Domestic recession: The government can offset some of the negative spillovers from the reduced employment in export-oriented industries. Specifically, when the economy is in a recession, fiscal stimulus can go a long way in reducing the economic contraction. The worst the government can do now is to try to balance its fiscal position. The experience of Greece during the recent crisis shows that fiscal austerity (raising taxes, lowering spending) is counter-productive. Instead, the government has to implement an aggressive expansionary fiscal policy: more government purchases, more transfers and tax cuts to households and businesses. To pay for the stimulus, the Ukrainian government can unlock additional funding by securing an IMF program: the EU for macrofinancial support, World Bank loans for infrastructure projects, etc. are all conditional on having a program with the IMF. This not only underscores (again) the importance of having a deal with the IMF to get more resources, but also the fact that it is pointless to default on the debt now when Ukraine needs to borrow to pay for the fiscal stimulus (who would lend money to Ukraine if Ukraine defaults?).

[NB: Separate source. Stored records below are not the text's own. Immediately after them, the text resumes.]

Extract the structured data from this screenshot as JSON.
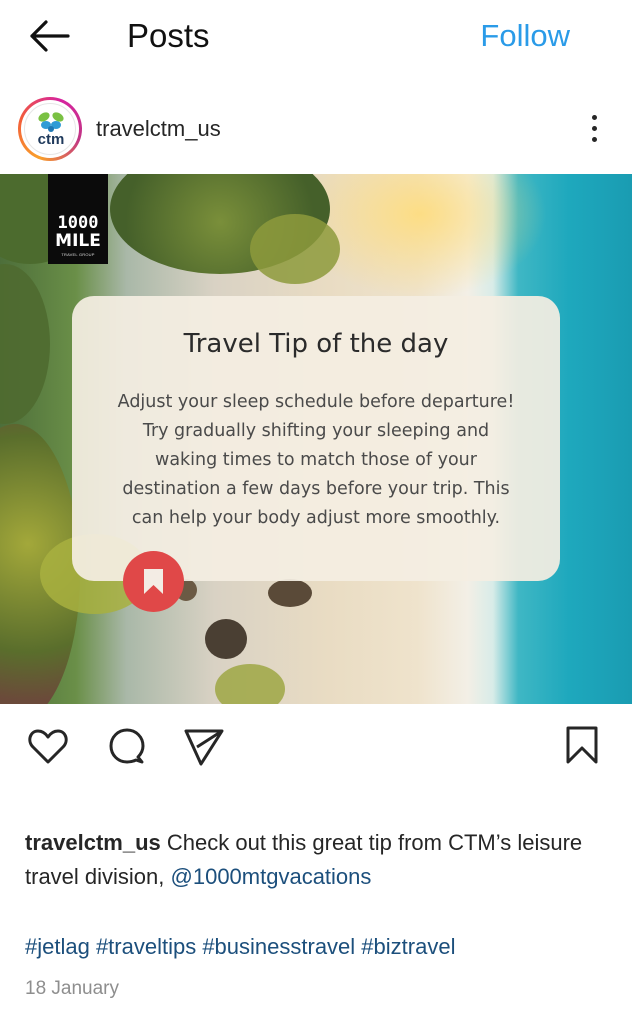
{
  "header": {
    "back_icon": "arrow-left-icon",
    "title": "Posts",
    "follow_label": "Follow",
    "follow_color": "#2a9be8"
  },
  "post": {
    "avatar_text": "ctm",
    "username": "travelctm_us",
    "more_icon": "vertical-ellipsis-icon",
    "image": {
      "brand_line1": "1000",
      "brand_line2": "MILE",
      "brand_sub": "TRAVEL GROUP",
      "tip_title": "Travel Tip of the day",
      "tip_lines": [
        "Adjust your sleep schedule before departure!",
        "Try gradually shifting your sleeping and",
        "waking times to match those of your",
        "destination a few days before your trip. This",
        "can help your body adjust more smoothly."
      ],
      "badge_icon": "bookmark-icon",
      "badge_color": "#e04848"
    },
    "actions": {
      "like_icon": "heart-icon",
      "comment_icon": "comment-icon",
      "share_icon": "send-icon",
      "save_icon": "bookmark-icon"
    },
    "caption": {
      "username": "travelctm_us",
      "text": " Check out this great tip from CTM’s leisure travel division, ",
      "mention": "@1000mtgvacations"
    },
    "hashtags": "#jetlag #traveltips #businesstravel #biztravel",
    "date": "18 January"
  }
}
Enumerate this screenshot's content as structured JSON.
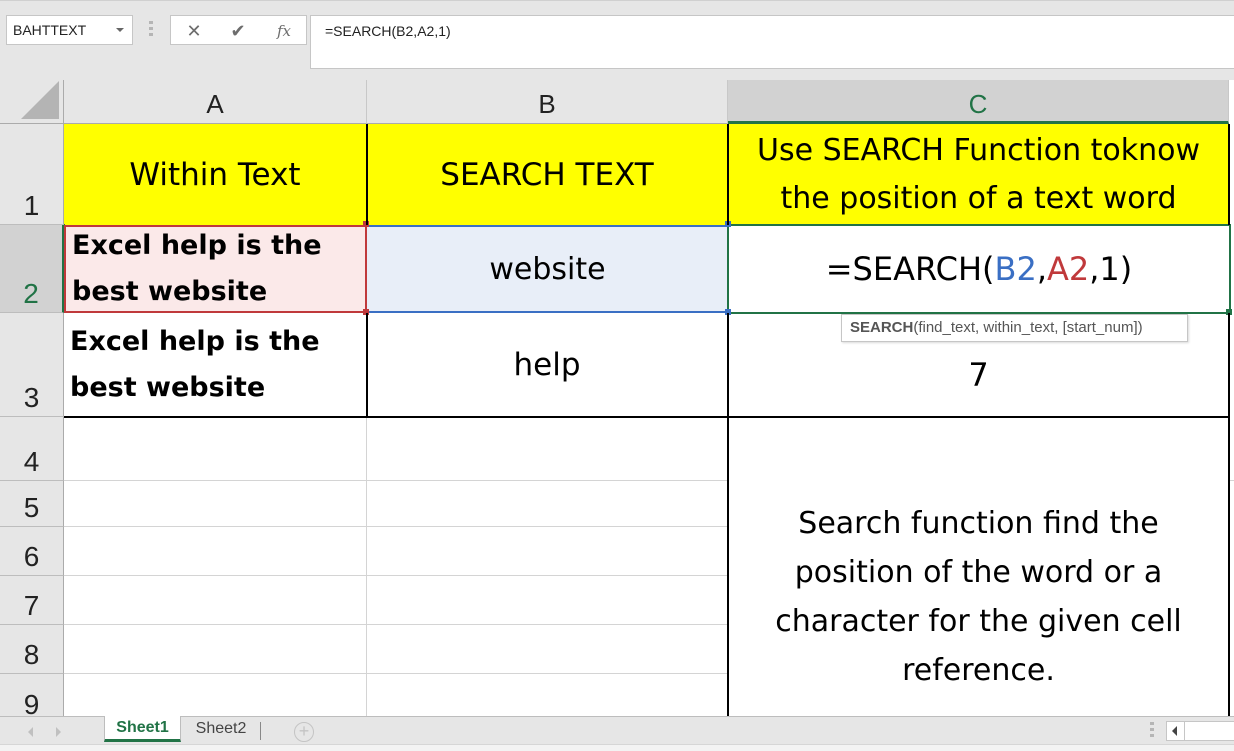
{
  "formula_bar": {
    "name_box": "BAHTTEXT",
    "cancel_icon": "✕",
    "enter_icon": "✔",
    "fx_label": "fx",
    "formula": "=SEARCH(B2,A2,1)"
  },
  "columns": [
    {
      "label": "A"
    },
    {
      "label": "B"
    },
    {
      "label": "C",
      "selected": true
    }
  ],
  "rows": [
    "1",
    "2",
    "3",
    "4",
    "5",
    "6",
    "7",
    "8",
    "9"
  ],
  "cells": {
    "A1": "Within Text",
    "B1": "SEARCH TEXT",
    "C1": "Use SEARCH Function toknow the position of a text word",
    "A2": "Excel help is the best website",
    "B2": "website",
    "C2": {
      "prefix": "=SEARCH(",
      "ref1": "B2",
      "sep1": ",",
      "ref2": "A2",
      "suffix": ",1)"
    },
    "A3": "Excel help is the best website",
    "B3": "help",
    "C3": "7",
    "C4_C9": "Search function find the position of the word or a character for the given cell reference."
  },
  "tooltip": {
    "function_name": "SEARCH",
    "args": "(find_text, within_text, [start_num])"
  },
  "sheet_tabs": [
    {
      "label": "Sheet1",
      "active": true
    },
    {
      "label": "Sheet2",
      "active": false
    }
  ],
  "add_sheet_icon": "+",
  "colors": {
    "header_fill": "#ffff00",
    "ref_b2_color": "#3a6fc4",
    "ref_a2_color": "#c0393b",
    "excel_green": "#217346",
    "a2_fill": "#fbe9e9",
    "b2_fill": "#e8eef8"
  }
}
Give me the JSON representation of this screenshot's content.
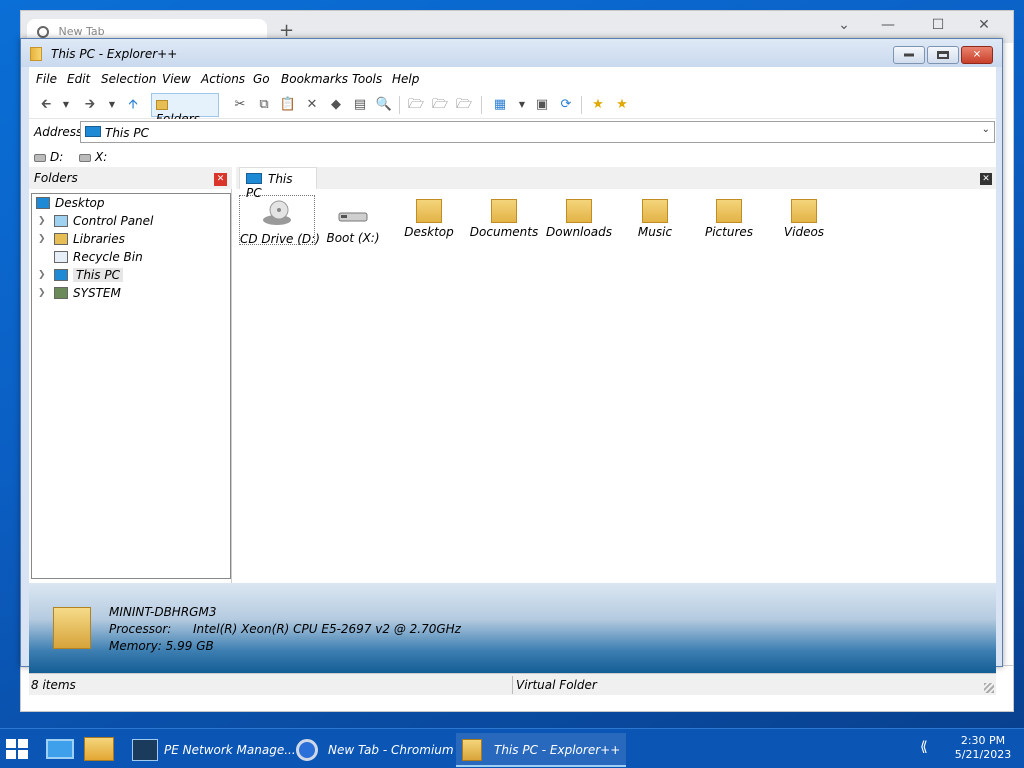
{
  "browser": {
    "tab_title": "New Tab"
  },
  "window": {
    "title": "This PC - Explorer++"
  },
  "menu": {
    "items": [
      "File",
      "Edit",
      "Selection",
      "View",
      "Actions",
      "Go",
      "Bookmarks",
      "Tools",
      "Help"
    ]
  },
  "toolbar": {
    "folders_label": "Folders"
  },
  "address": {
    "label": "Address",
    "value": "This PC"
  },
  "drives": [
    {
      "label": "D:"
    },
    {
      "label": "X:"
    }
  ],
  "folders_panel": {
    "title": "Folders",
    "tree": [
      {
        "label": "Desktop"
      },
      {
        "label": "Control Panel"
      },
      {
        "label": "Libraries"
      },
      {
        "label": "Recycle Bin"
      },
      {
        "label": "This PC"
      },
      {
        "label": "SYSTEM"
      }
    ]
  },
  "tab": {
    "label": "This PC"
  },
  "items": [
    {
      "label": "CD Drive (D:)",
      "icon": "cd-drive-icon"
    },
    {
      "label": "Boot (X:)",
      "icon": "drive-icon"
    },
    {
      "label": "Desktop",
      "icon": "folder-desktop-icon"
    },
    {
      "label": "Documents",
      "icon": "folder-documents-icon"
    },
    {
      "label": "Downloads",
      "icon": "folder-downloads-icon"
    },
    {
      "label": "Music",
      "icon": "folder-music-icon"
    },
    {
      "label": "Pictures",
      "icon": "folder-pictures-icon"
    },
    {
      "label": "Videos",
      "icon": "folder-videos-icon"
    }
  ],
  "info_panel": {
    "computer_name": "MININT-DBHRGM3",
    "processor_label": "Processor:",
    "processor_value": "Intel(R) Xeon(R) CPU E5-2697 v2 @ 2.70GHz",
    "memory": "Memory: 5.99 GB"
  },
  "status": {
    "item_count": "8 items",
    "location_type": "Virtual Folder"
  },
  "taskbar": {
    "tasks": [
      {
        "label": "PE Network Manage..."
      },
      {
        "label": "New Tab - Chromium"
      },
      {
        "label": "This PC - Explorer++"
      }
    ],
    "time": "2:30 PM",
    "date": "5/21/2023"
  },
  "colors": {
    "desktop": "#0b5fc4",
    "taskbar": "#0b55b5",
    "window_border": "#5a7fae",
    "close_button": "#c8402a"
  }
}
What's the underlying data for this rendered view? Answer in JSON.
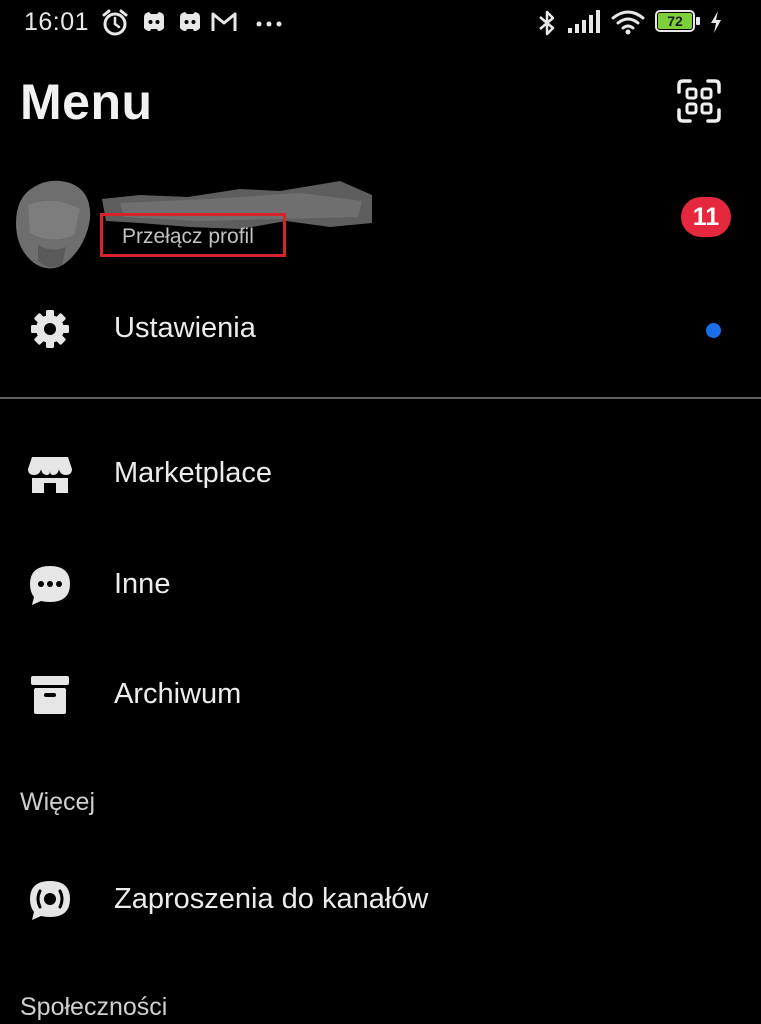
{
  "status_bar": {
    "time": "16:01",
    "battery": "72",
    "notification_icons": [
      "alarm-icon",
      "discord-icon",
      "discord-icon",
      "gmail-icon",
      "more-icon"
    ],
    "system_icons": [
      "bluetooth-icon",
      "signal-icon",
      "wifi-icon",
      "battery-icon",
      "charging-icon"
    ]
  },
  "header": {
    "title": "Menu",
    "qr_icon": "qr-scan-icon"
  },
  "profile": {
    "switch_label": "Przełącz profil",
    "badge_count": "11"
  },
  "menu": {
    "settings": {
      "label": "Ustawienia",
      "icon": "gear-icon",
      "has_dot": true
    },
    "items": [
      {
        "label": "Marketplace",
        "icon": "store-icon"
      },
      {
        "label": "Inne",
        "icon": "chat-bubble-icon"
      },
      {
        "label": "Archiwum",
        "icon": "archive-box-icon"
      }
    ]
  },
  "sections": {
    "more": {
      "header": "Więcej",
      "items": [
        {
          "label": "Zaproszenia do kanałów",
          "icon": "channel-invite-icon"
        }
      ]
    },
    "communities": {
      "header": "Społeczności"
    }
  },
  "colors": {
    "background": "#000000",
    "badge": "#e5283d",
    "dot": "#1a6fe8",
    "highlight_box": "#d8232a",
    "battery": "#7ed03a"
  }
}
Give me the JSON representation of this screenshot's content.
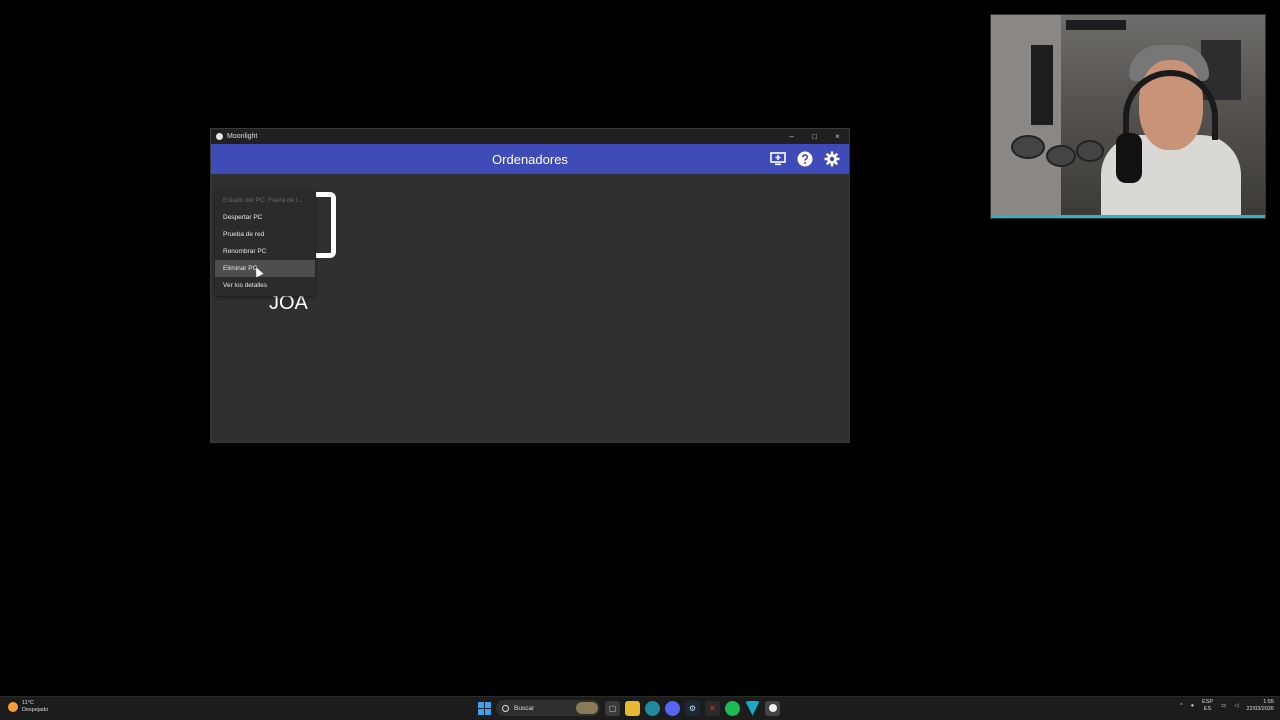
{
  "window": {
    "title": "Moonlight",
    "controls": {
      "minimize": "–",
      "maximize": "□",
      "close": "×"
    }
  },
  "toolbar": {
    "title": "Ordenadores",
    "icons": [
      "add-pc-icon",
      "help-icon",
      "settings-icon"
    ]
  },
  "pc": {
    "name": "JOA"
  },
  "context_menu": {
    "items": [
      {
        "label": "Estado del PC: Fuera de l...",
        "state": "disabled"
      },
      {
        "label": "Despertar PC",
        "state": "normal"
      },
      {
        "label": "Prueba de red",
        "state": "normal"
      },
      {
        "label": "Renombrar PC",
        "state": "normal"
      },
      {
        "label": "Eliminar PC",
        "state": "hover"
      },
      {
        "label": "Ver los detalles",
        "state": "normal"
      }
    ]
  },
  "taskbar": {
    "weather": {
      "temp": "11°C",
      "desc": "Despejado"
    },
    "search_label": "Buscar",
    "language": {
      "top": "ESP",
      "bottom": "ES"
    },
    "clock": {
      "time": "1:55",
      "date": "22/03/2026"
    }
  },
  "colors": {
    "accent": "#3f4bb6",
    "window_bg": "#303030",
    "menu_hover": "#4e4e4e"
  }
}
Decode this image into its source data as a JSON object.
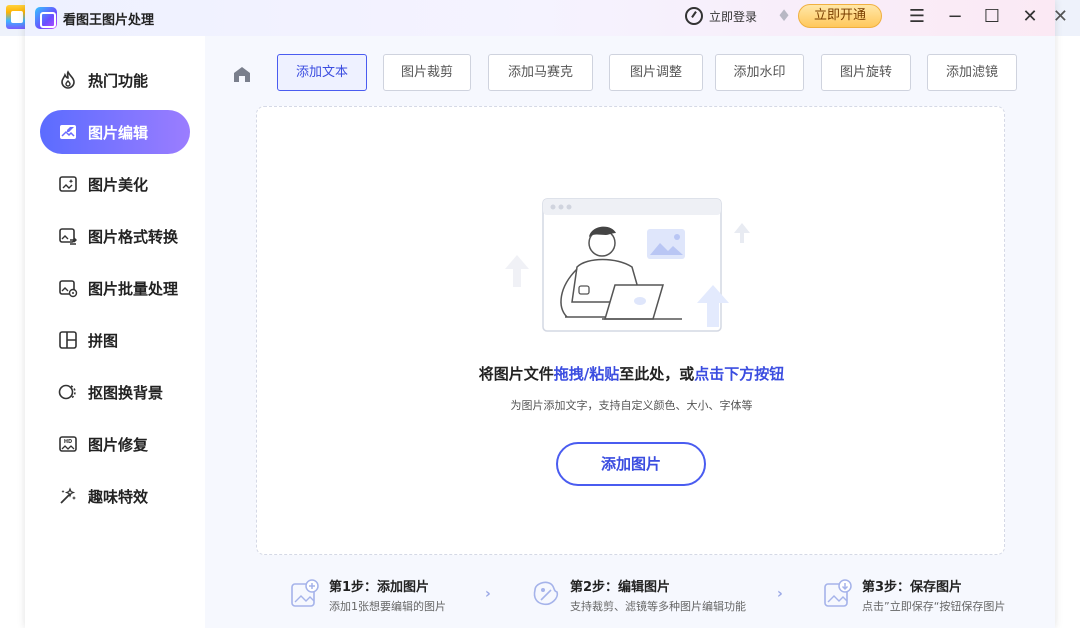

Because the government will have limited resources for the stimulus, the response has to be fast (to arrest the crisis before it takes over the economy) and targeted (to utilize precious resources most effectively). To this end, the government can use existing infrastructure (such as the current system of energy/utility subsidies) to distribute resources to those who need help the most: low-income families, the unemployed, and the sick. Injection of cash to these vulnerable groups can not only mitigate the crisis via stimulated consumer spending but also allow these groups to prepare for the worst stages of the crisis.
Supply shock: The corona virus disrupts production in many ways ranging from reduced labor supply (e.g., workers get sick or have to take care of children who are out of school) to shortages of input inventories. The experience of the 1970s when oil prices increased dramatically teaches us that there is no simple solution to this type of shock. However, that crisis also teaches us that there are opportunities: the U.S. oil/gas industry boomed in response to high energy prices. For example, given that Ukraine badly needs investment in its healthcare system, the government can kill two birds with one stone. By spending on healthcare heavily (e.g., hire short-term healthcare workers to attend to the sick, accelerate testing, make coronavirus tests free for the public), the government reduces the consequences of the adverse supply-side shock and provides fiscal stimulus.
In conclusion, we have very hard times ahead but we should not despair. The lessons of the Great Recession and other crises teach us that we can avert the worst. The Ukrainian government should not reinvent the wheel but use these lessons to develop a fast, decisive response to the crisis. This is the time to act!